Alena menyuruh Melodi geser, dia ingin ikut meniknati youtube dari laptop Melodi. Sebenarnya jika laptopnya tidak rusak, dia akan membawanya sendiri.

"Nonton apa nih?" tawar Melodi pada Alena. Alena memikirkan hal apa yang ingin dia tonton. Lalu terpikirlah lagunya Fiersa Besari.

"Fiersa Besari aja. Waktu yang salah."

Melodi mengetikkan permintaan Alena. Setelah loading, Alena menyuruh Melodi memilih video yang pertama. "Sayang deh, nggak ada mv-nya padahal lagunya bagus," gumam Alena. Sebelumnya dia pernah mencari mv-nya lagu Fiersa Besari, namun yang ada hanya video dan lirikya.

"Iyaa Len, bener kata lo. Nggak ada mv-nya." Jari Melodi memencet link video yang pertama.

Jangan tanyakan perasaanku
Jika kau pun tak bisa beralih
Dari masa lalu yang menghantuimu
Karena sungguh ini tidak adil

Suara bang Fiersa Besari mengalun bersamaan dengan musiknya. Terdengar indah dan begitu menyayat hati akan arti dari lagunya.

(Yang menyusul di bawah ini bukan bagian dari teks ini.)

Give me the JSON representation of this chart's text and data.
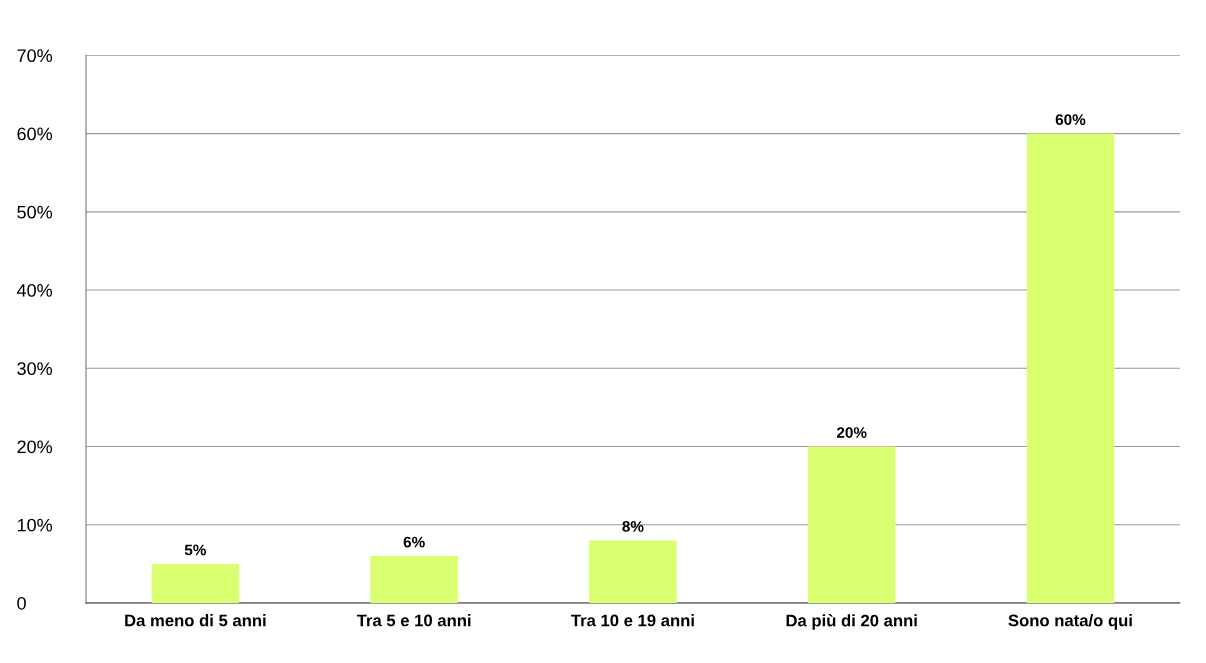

Seperti apa yang dirasakan Alena, namun perbedaanya cerita tersebut tentang laki-laki yang mencintai perempuan yang masih terjebak dalam masa lalu, sedangkan Alena adalah seseorang yang menyukai laki-laki yang terjebak masa lalu. Memang miris jika bersaing dengan orang yang masih menyukai orang di masa lalu yang bahkan belum pernah bertemu secara langsung.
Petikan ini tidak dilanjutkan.